The United Nations said on Tuesday that it aimed to deliver food assistance to 500,000 people in Syria “in the coming weeks,” roughly double the number it expects to reach in April.
In a statement, the U.N.’s World Food Program (WFP) said that it was expanding its assistance at the request of the Syrian Arab Red Crescent and stood ready to increase its operations in the country further “when access permits.”
U.N. aid agencies have been largely shut out of Syria but a joint assessment mission carried out last month with Syrian authorities estimated that at least one million people needed humanitarian aid.

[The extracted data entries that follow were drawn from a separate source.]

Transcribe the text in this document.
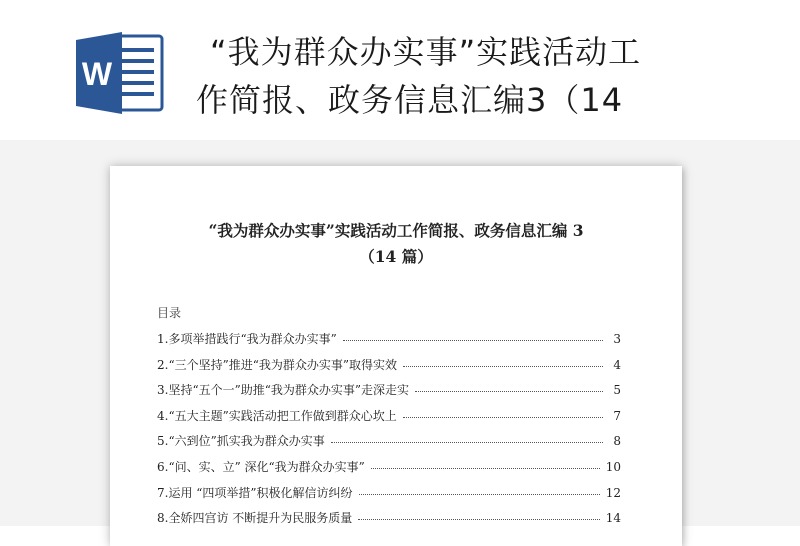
W
“我为群众办实事”实践活动工
作简报、政务信息汇编3（14
“我为群众办实事”实践活动工作简报、政务信息汇编 3
（14 篇）
目录
1.多项举措践行“我为群众办实事”	3
2.“三个坚持”推进“我为群众办实事”取得实效	4
3.坚持“五个一”助推“我为群众办实事”走深走实	5
4.“五大主题”实践活动把工作做到群众心坎上	7
5.“六到位”抓实我为群众办实事	8
6.“问、实、立” 深化“我为群众办实事”	10
7.运用 “四项举措”积极化解信访纠纷	12
8.全娇四宫访 不断提升为民服务质量	14
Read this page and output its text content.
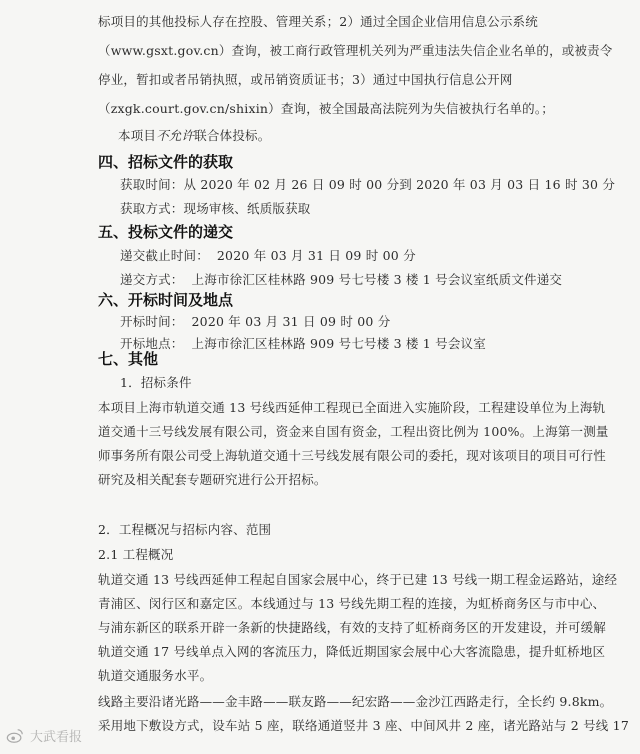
标项目的其他投标人存在控股、管理关系；2）通过全国企业信用信息公示系统
（www.gsxt.gov.cn）查询，被工商行政管理机关列为严重违法失信企业名单的，或被责令
停业，暂扣或者吊销执照，或吊销资质证书；3）通过中国执行信息公开网
（zxgk.court.gov.cn/shixin）查询，被全国最高法院列为失信被执行名单的。；
本项目不允许联合体投标。
四、招标文件的获取
获取时间：从 2020 年 02 月 26 日 09 时 00 分到 2020 年 03 月 03 日 16 时 30 分
获取方式：现场审核、纸质版获取
五、投标文件的递交
递交截止时间： 2020 年 03 月 31 日 09 时 00 分
递交方式： 上海市徐汇区桂林路 909 号七号楼 3 楼 1 号会议室纸质文件递交
六、开标时间及地点
开标时间： 2020 年 03 月 31 日 09 时 00 分
开标地点： 上海市徐汇区桂林路 909 号七号楼 3 楼 1 号会议室
七、其他
1．招标条件
本项目上海市轨道交通 13 号线西延伸工程现已全面进入实施阶段，工程建设单位为上海轨
道交通十三号线发展有限公司，资金来自国有资金，工程出资比例为 100%。上海第一测量
师事务所有限公司受上海轨道交通十三号线发展有限公司的委托，现对该项目的项目可行性
研究及相关配套专题研究进行公开招标。
2．工程概况与招标内容、范围
2.1 工程概况
轨道交通 13 号线西延伸工程起自国家会展中心，终于已建 13 号线一期工程金运路站，途经
青浦区、闵行区和嘉定区。本线通过与 13 号线先期工程的连接，为虹桥商务区与市中心、
与浦东新区的联系开辟一条新的快捷路线，有效的支持了虹桥商务区的开发建设，并可缓解
轨道交通 17 号线单点入网的客流压力，降低近期国家会展中心大客流隐患，提升虹桥地区
轨道交通服务水平。
线路主要沿诸光路——金丰路——联友路——纪宏路——金沙江西路走行，全长约 9.8km。
采用地下敷设方式，设车站 5 座，联络通道竖井 3 座、中间风井 2 座，诸光路站与 2 号线 17
大武看报
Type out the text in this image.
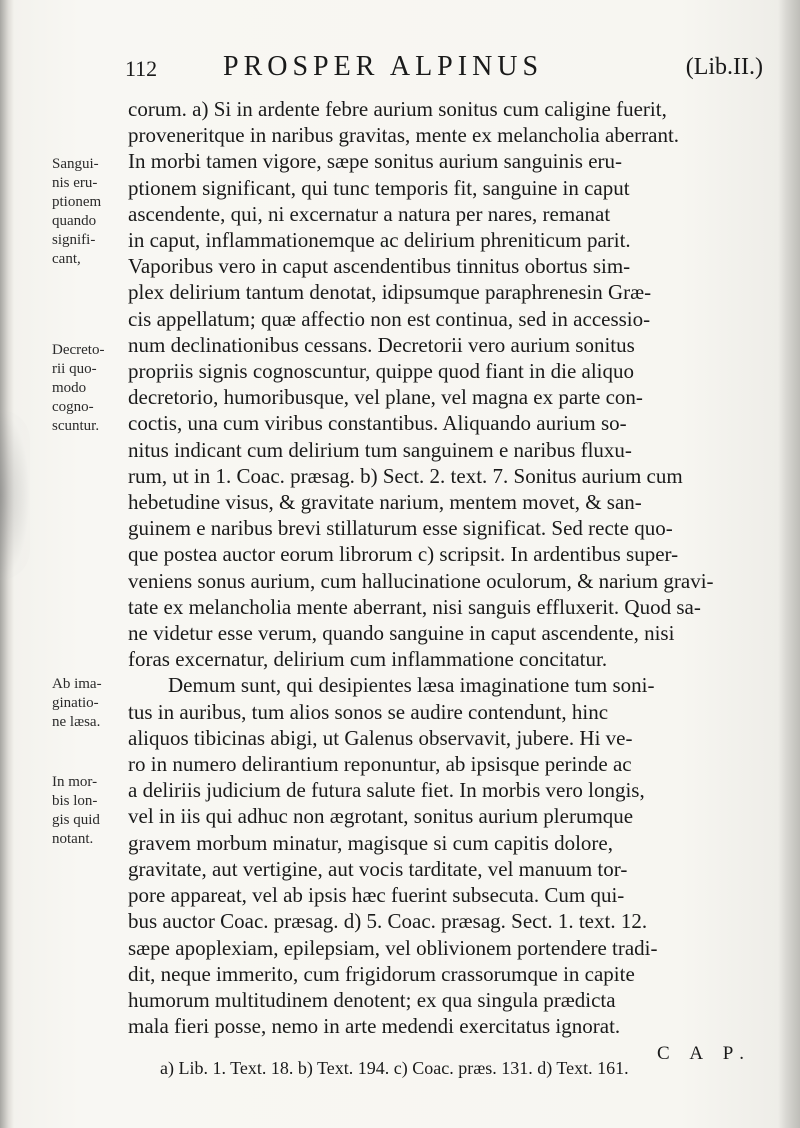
112 PROSPER ALPINUS	(Lib.II.)
Sangui-
nis eru-
ptionem
quando
signifi-
cant,
Decreto-
rii quo-
modo
cogno-
scuntur.
Ab ima-
ginatio-
ne læsa.
In mor-
bis lon-
gis quid
notant.
corum. a) Si in ardente febre aurium sonitus cum caligine fuerit,
proveneritque in naribus gravitas, mente ex melancholia aberrant.
In morbi tamen vigore, sæpe sonitus aurium sanguinis eru-
ptionem significant, qui tunc temporis fit, sanguine in caput
ascendente, qui, ni excernatur a natura per nares, remanat
in caput, inflammationemque ac delirium phreniticum parit.
Vaporibus vero in caput ascendentibus tinnitus obortus sim-
plex delirium tantum denotat, idipsumque paraphrenesin Græ-
cis appellatum; quæ affectio non est continua, sed in accessio-
num declinationibus cessans. Decretorii vero aurium sonitus
propriis signis cognoscuntur, quippe quod fiant in die aliquo
decretorio, humoribusque, vel plane, vel magna ex parte con-
coctis, una cum viribus constantibus. Aliquando aurium so-
nitus indicant cum delirium tum sanguinem e naribus fluxu-
rum, ut in 1. Coac. præsag. b) Sect. 2. text. 7. Sonitus aurium cum
hebetudine visus, & gravitate narium, mentem movet, & san-
guinem e naribus brevi stillaturum esse significat. Sed recte quo-
que postea auctor eorum librorum c) scripsit. In ardentibus super-
veniens sonus aurium, cum hallucinatione oculorum, & narium gravi-
tate ex melancholia mente aberrant, nisi sanguis effluxerit. Quod sa-
ne videtur esse verum, quando sanguine in caput ascendente, nisi
foras excernatur, delirium cum inflammatione concitatur.
Demum sunt, qui desipientes læsa imaginatione tum soni-
tus in auribus, tum alios sonos se audire contendunt, hinc
aliquos tibicinas abigi, ut Galenus observavit, jubere. Hi ve-
ro in numero delirantium reponuntur, ab ipsisque perinde ac
a deliriis judicium de futura salute fiet. In morbis vero longis,
vel in iis qui adhuc non ægrotant, sonitus aurium plerumque
gravem morbum minatur, magisque si cum capitis dolore,
gravitate, aut vertigine, aut vocis tarditate, vel manuum tor-
pore appareat, vel ab ipsis hæc fuerint subsecuta. Cum qui-
bus auctor Coac. præsag. d) 5. Coac. præsag. Sect. 1. text. 12.
sæpe apoplexiam, epilepsiam, vel oblivionem portendere tradi-
dit, neque immerito, cum frigidorum crassorumque in capite
humorum multitudinem denotent; ex qua singula prædicta
mala fieri posse, nemo in arte medendi exercitatus ignorat.
C A P.
a) Lib. 1. Text. 18. b) Text. 194. c) Coac. præs. 131. d) Text. 161.
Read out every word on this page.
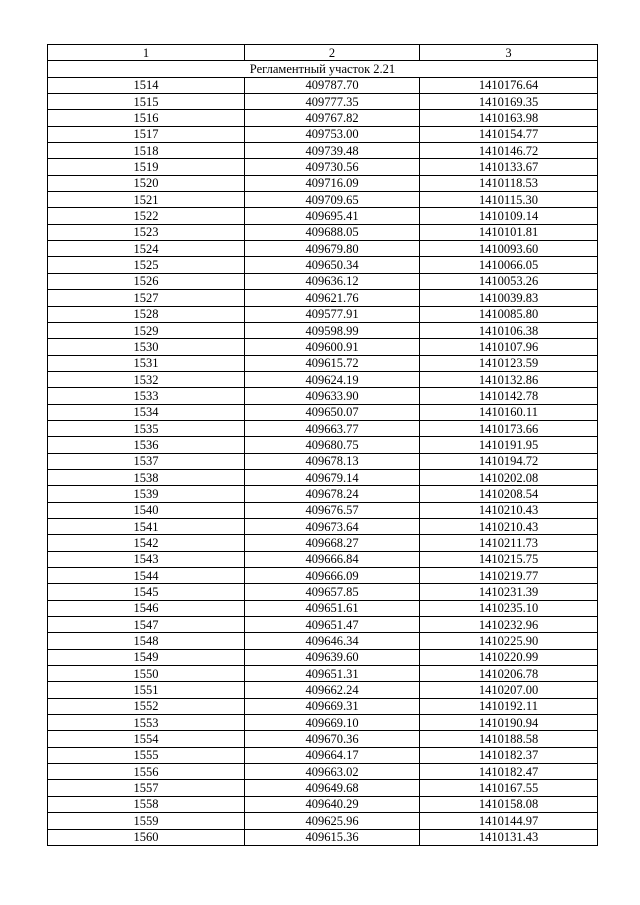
1	2	3
Регламентный участок 2.21		
1514	409787.70	1410176.64
1515	409777.35	1410169.35
1516	409767.82	1410163.98
1517	409753.00	1410154.77
1518	409739.48	1410146.72
1519	409730.56	1410133.67
1520	409716.09	1410118.53
1521	409709.65	1410115.30
1522	409695.41	1410109.14
1523	409688.05	1410101.81
1524	409679.80	1410093.60
1525	409650.34	1410066.05
1526	409636.12	1410053.26
1527	409621.76	1410039.83
1528	409577.91	1410085.80
1529	409598.99	1410106.38
1530	409600.91	1410107.96
1531	409615.72	1410123.59
1532	409624.19	1410132.86
1533	409633.90	1410142.78
1534	409650.07	1410160.11
1535	409663.77	1410173.66
1536	409680.75	1410191.95
1537	409678.13	1410194.72
1538	409679.14	1410202.08
1539	409678.24	1410208.54
1540	409676.57	1410210.43
1541	409673.64	1410210.43
1542	409668.27	1410211.73
1543	409666.84	1410215.75
1544	409666.09	1410219.77
1545	409657.85	1410231.39
1546	409651.61	1410235.10
1547	409651.47	1410232.96
1548	409646.34	1410225.90
1549	409639.60	1410220.99
1550	409651.31	1410206.78
1551	409662.24	1410207.00
1552	409669.31	1410192.11
1553	409669.10	1410190.94
1554	409670.36	1410188.58
1555	409664.17	1410182.37
1556	409663.02	1410182.47
1557	409649.68	1410167.55
1558	409640.29	1410158.08
1559	409625.96	1410144.97
1560	409615.36	1410131.43
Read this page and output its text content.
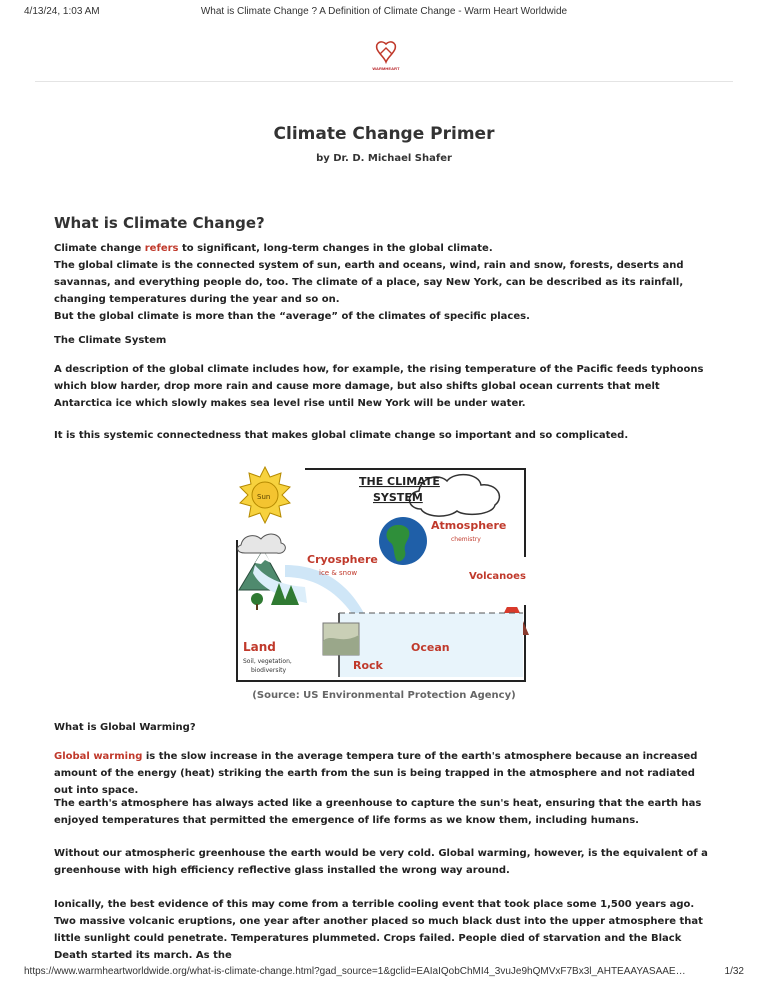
4/13/24, 1:03 AM	What is Climate Change ? A Definition of Climate Change - Warm Heart Worldwide
WARMHEART
Climate Change Primer
by Dr. D. Michael Shafer
What is Climate Change?
Climate change refers to significant, long-term changes in the global climate.
The global climate is the connected system of sun, earth and oceans, wind, rain and snow, forests, deserts and savannas, and everything people do, too. The climate of a place, say New York, can be described as its rainfall, changing temperatures during the year and so on.
But the global climate is more than the “average” of the climates of specific places.
The Climate System
A description of the global climate includes how, for example, the rising temperature of the Pacific feeds typhoons which blow harder, drop more rain and cause more damage, but also shifts global ocean currents that melt Antarctica ice which slowly makes sea level rise until New York will be under water.
It is this systemic connectedness that makes global climate change so important and so complicated.
THE CLIMATE
SYSTEM
Sun
Atmosphere
chemistry
Cryosphere
ice & snow	Volcanoes
Land
Soil, vegetation,
biodiversity	Rock
Ocean
(Source: US Environmental Protection Agency)
What is Global Warming?
Global warming is the slow increase in the average tempera ture of the earth's atmosphere because an increased amount of the energy (heat) striking the earth from the sun is being trapped in the atmosphere and not radiated out into space.
The earth's atmosphere has always acted like a greenhouse to capture the sun's heat, ensuring that the earth has enjoyed temperatures that permitted the emergence of life forms as we know them, including humans.
Without our atmospheric greenhouse the earth would be very cold. Global warming, however, is the equivalent of a greenhouse with high efficiency reflective glass installed the wrong way around.
Ionically, the best evidence of this may come from a terrible cooling event that took place some 1,500 years ago. Two massive volcanic eruptions, one year after another placed so much black dust into the upper atmosphere that little sunlight could penetrate. Temperatures plummeted. Crops failed. People died of starvation and the Black Death started its march. As the
https://www.warmheartworldwide.org/what-is-climate-change.html?gad_source=1&gclid=EAIaIQobChMI4_3vuJe9hQMVxF7Bx3l_AHTEAAYASAAE…	1/32
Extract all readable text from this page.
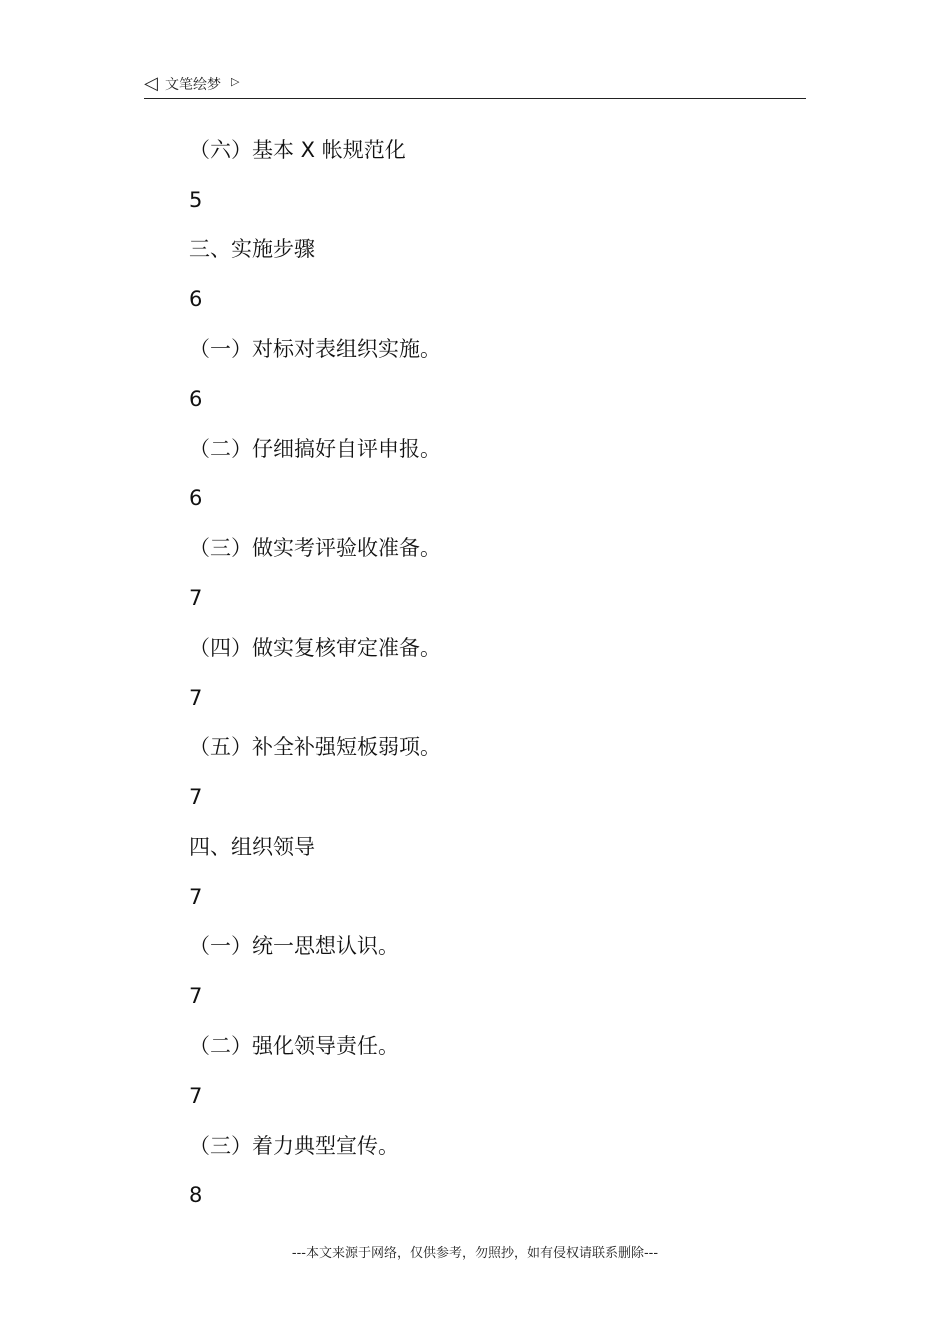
◁ 文笔绘梦 ▷
（六）基本 X 帐规范化
5
三、实施步骤
6
（一）对标对表组织实施。
6
（二）仔细搞好自评申报。
6
（三）做实考评验收准备。
7
（四）做实复核审定准备。
7
（五）补全补强短板弱项。
7
四、组织领导
7
（一）统一思想认识。
7
（二）强化领导责任。
7
（三）着力典型宣传。
8
---本文来源于网络，仅供参考，勿照抄，如有侵权请联系删除---
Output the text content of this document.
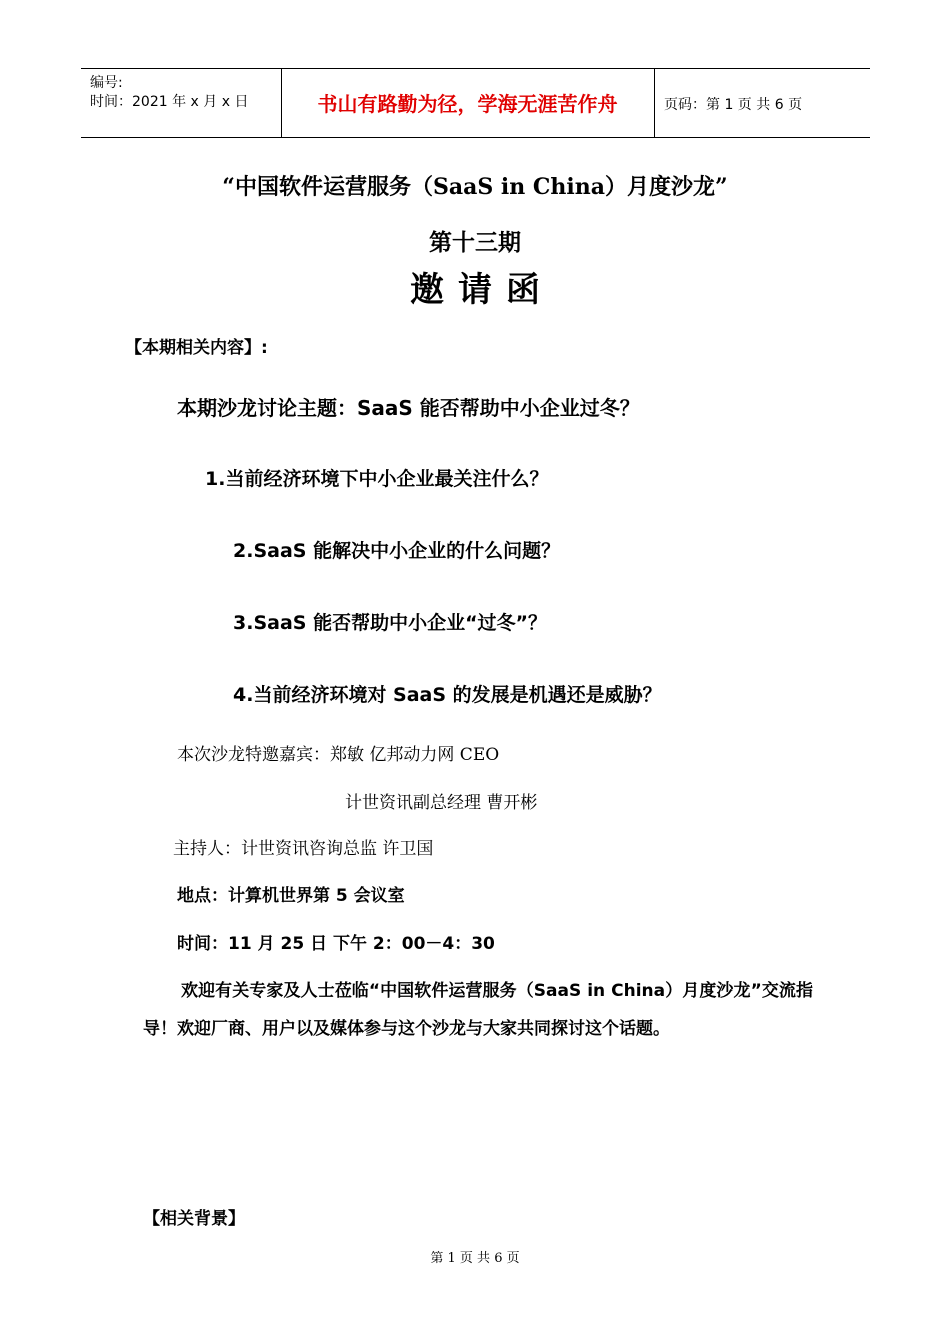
编号:
时间：2021 年 x 月 x 日	书山有路勤为径，学海无涯苦作舟	页码：第 1 页 共 6 页
“中国软件运营服务（SaaS in China）月度沙龙”
第十三期
邀请函
【本期相关内容】:
本期沙龙讨论主题：SaaS 能否帮助中小企业过冬？
1.当前经济环境下中小企业最关注什么？
2.SaaS 能解决中小企业的什么问题？
3.SaaS 能否帮助中小企业“过冬”？
4.当前经济环境对 SaaS 的发展是机遇还是威胁？
本次沙龙特邀嘉宾：郑敏 亿邦动力网 CEO
计世资讯副总经理 曹开彬
主持人：计世资讯咨询总监 许卫国
地点：计算机世界第 5 会议室
时间：11 月 25 日 下午 2：00－4：30
欢迎有关专家及人士莅临“中国软件运营服务（SaaS in China）月度沙龙”交流指导！欢迎厂商、用户以及媒体参与这个沙龙与大家共同探讨这个话题。
【相关背景】
第 1 页 共 6 页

The WFP has been helping 100,000 people a month in cities including Homs, Hama, Idlib and Damascus. It is “scaling up food assistance to reach a quarter million people by the end of this month inside Syria with plans to double the caseload to reach 500,000 people in the coming weeks,” it said.
“As the conflict continues, Syrians in areas affected by the violence are struggling to feed their families and WFP is deeply concerned about the potential for food insecurity,” said WFP Executive Director Ertharin Cousin.
More than 9,000 people have died in Syria in 13 months of fighting sparked by a popular uprising against President Bashar al-Assad. The U.N. Security Council approved on Saturday the deployment of up to 300 unarmed military observers to monitor a shaky U.N.-backed truce implemented earlier this month, according to Reuters.